How the Target Relates to the Challenge
In Nostoc, reactive oxygen species generated by radiation directly oxidise the OxyR protein, causing a conformational change that activates the KatG promoter and upregulates antioxidant defence genes. By placing a fluorescent reporter gene downstream of the KatG promoter within the BioBits cell-free system, ROS present in an astronaut’s saliva sample can activate this space-proven stress circuit, producing a fluorescent signal proportional to oxidative stress levels. Unlike the equivalent E. coli system, OxyR and KatG were shaped by evolution in an organism that genuinely survives space conditions, making this a more robust and contextually appropriate sensing circuit.
Hypothesis and Reasoning
We hypothesise that a freeze-dried BioBits cell-free system incorporating Nostoc OxyR as the sensor protein and a KatG-driven fluorescent reporter will produce a measurable, dose-dependent fluorescent signal when rehydrated with saliva samples from astronauts experiencing radiation-induced oxidative stress. We further hypothesise that the addition of usnic acid, a lichen-derived secondary metabolite with known UV-absorbing and antioxidant properties, to the freeze-dried disc formulation will improve system stability and longevity under space radiation conditions compared to a standard BioBits formulation. The reasoning is that Nostoc evolved its OxyR/KatG circuit under conditions of genuine radiation stress, making it more sensitive and robust than equivalent circuits from non-space-adapted bacteria.
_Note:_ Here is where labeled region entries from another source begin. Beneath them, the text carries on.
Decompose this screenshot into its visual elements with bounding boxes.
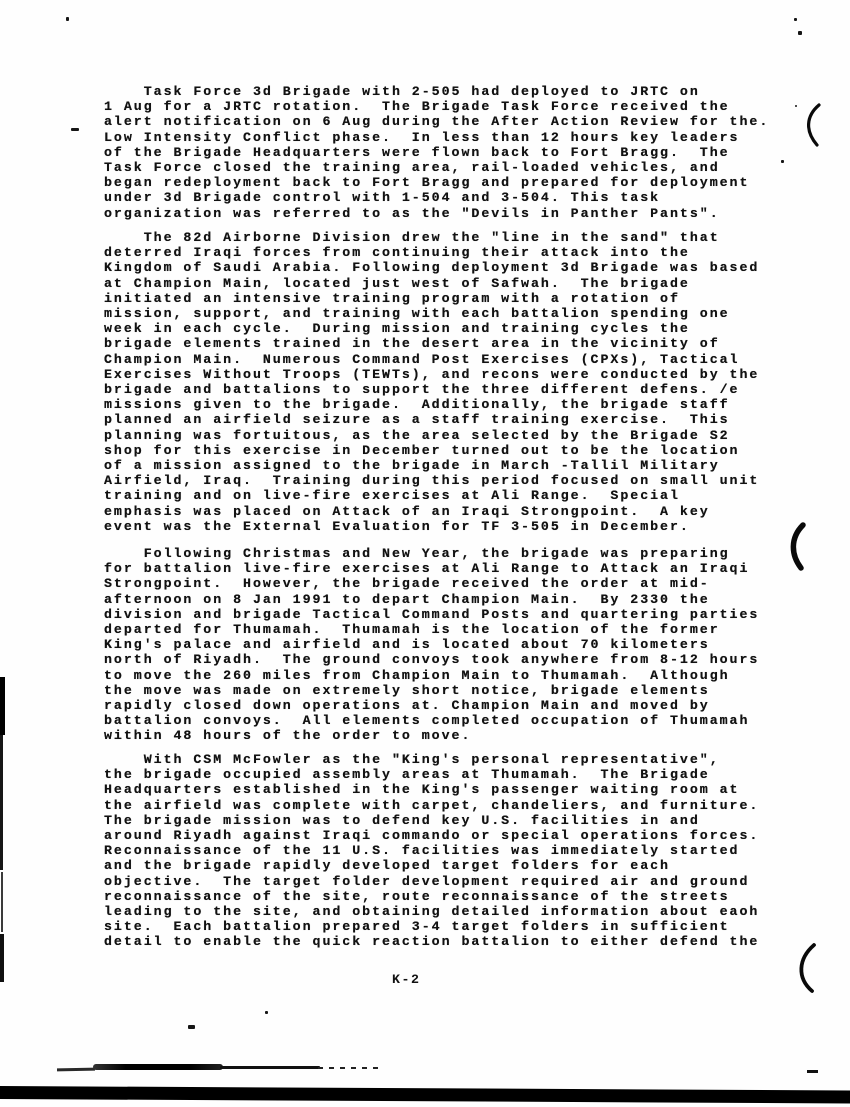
scan-smudge-line bbox=[57, 1068, 95, 1071]
scan-dash-mark bbox=[807, 1070, 818, 1073]
scan-smudge-line bbox=[318, 1067, 380, 1069]
scan-speck bbox=[71, 128, 79, 131]
left-edge-scan-bar bbox=[1, 872, 3, 932]
scanned-document-page: Task Force 3d Brigade with 2-505 had dep… bbox=[0, 0, 850, 1107]
scan-speck bbox=[781, 160, 784, 163]
margin-paren-mark-icon bbox=[792, 942, 820, 994]
scan-speck bbox=[265, 1011, 268, 1014]
bottom-edge-scan-bar bbox=[0, 1086, 850, 1104]
page-number: K-2 bbox=[392, 972, 420, 987]
scan-speck bbox=[66, 17, 69, 21]
paragraph-2: The 82d Airborne Division drew the "line… bbox=[104, 230, 759, 534]
scan-smudge-line bbox=[93, 1064, 223, 1070]
scan-smudge-line bbox=[220, 1066, 320, 1069]
scan-speck bbox=[798, 31, 802, 35]
left-edge-scan-bar bbox=[0, 934, 4, 982]
scan-speck bbox=[188, 1025, 195, 1029]
scan-speck bbox=[794, 18, 797, 21]
paragraph-3: Following Christmas and New Year, the br… bbox=[104, 546, 759, 744]
left-edge-scan-bar bbox=[0, 735, 3, 870]
paragraph-4: With CSM McFowler as the "King's persona… bbox=[104, 752, 759, 950]
margin-paren-mark-icon bbox=[800, 103, 824, 147]
paragraph-1: Task Force 3d Brigade with 2-505 had dep… bbox=[104, 84, 769, 221]
left-edge-scan-bar bbox=[0, 677, 5, 735]
scan-speck bbox=[795, 105, 797, 107]
margin-paren-mark-icon bbox=[786, 522, 810, 572]
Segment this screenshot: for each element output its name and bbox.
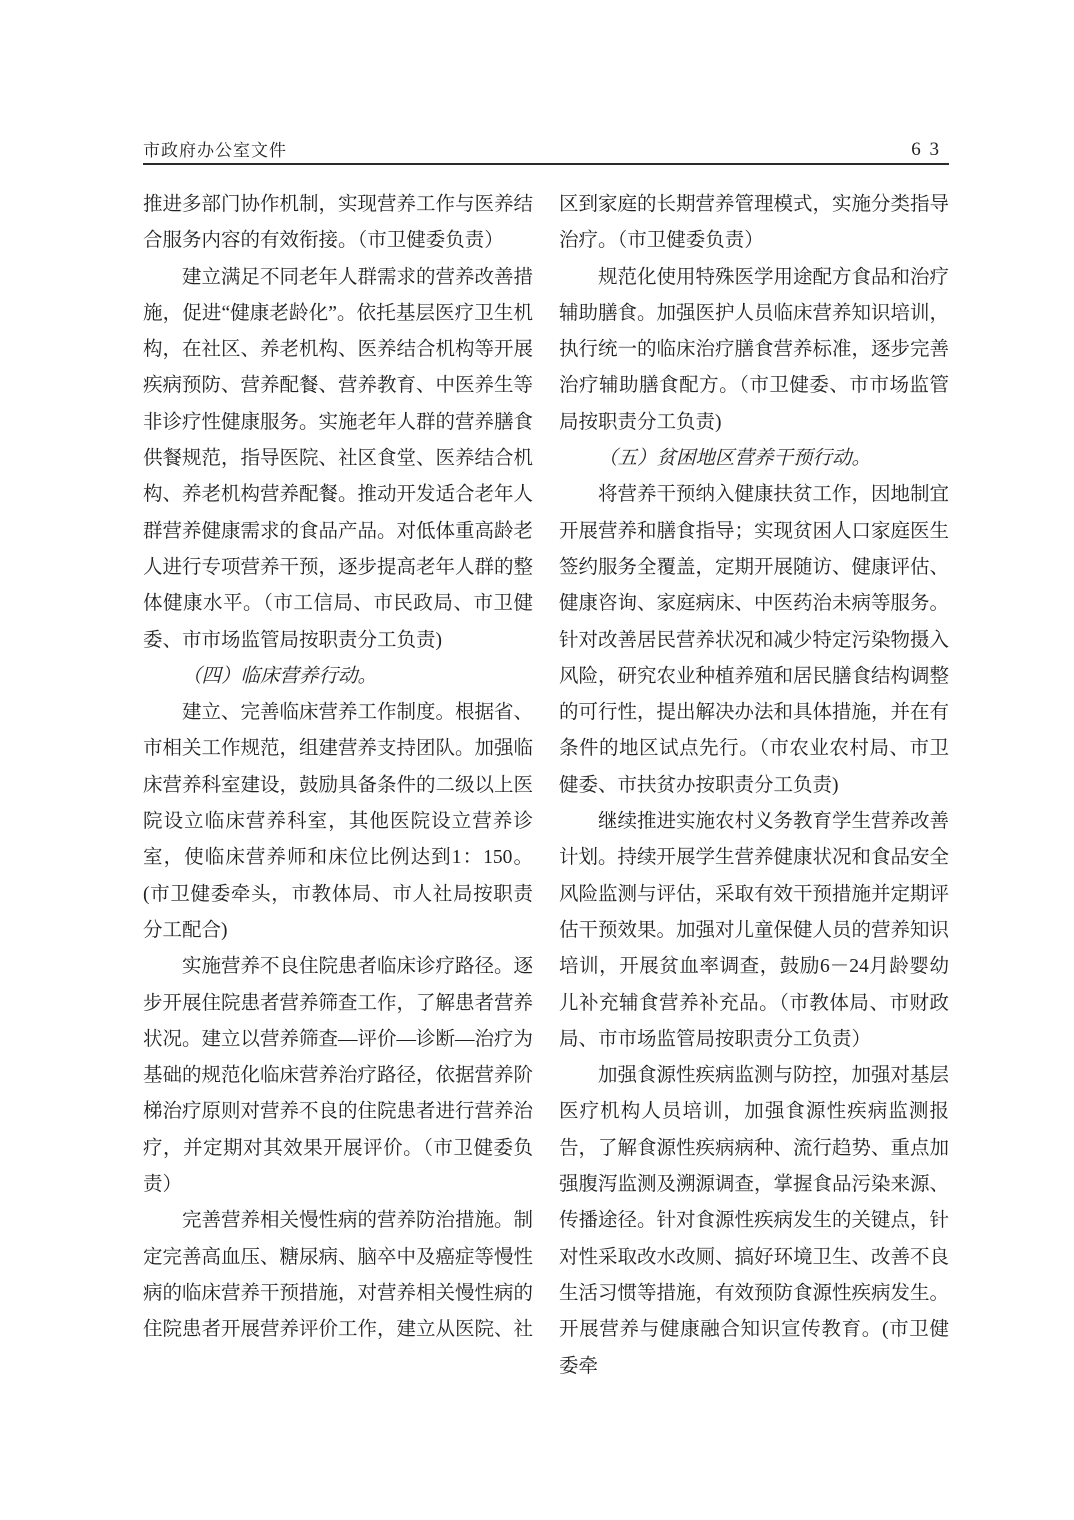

Usnic acid, which lichen use to shield their photosynthetic partners from radiation damage, could perform the same protective role for the cell-free machinery during storage aboard the ISS.
Experimental Plan
Saliva samples collected from astronauts at regular mission intervals would be pipetted onto freeze-dried BioBits® discs containing Nostoc OxyR protein and a KatG-GFP reporter construct, with usnic acid incorporated into the disc matrix. After 30 minutes of incubation, fluorescence would be visualised using the P51 Molecular Fluorescence Viewer. Controls would include discs rehydrated with water alone as a negative control, discs rehydrated with defined hydrogen peroxide solution as a positive ROS control, and discs formulated without usnic acid to quantify its protective contribution to system stability. Ground-based saliva from non-irradiated individuals would serve as baseline reference.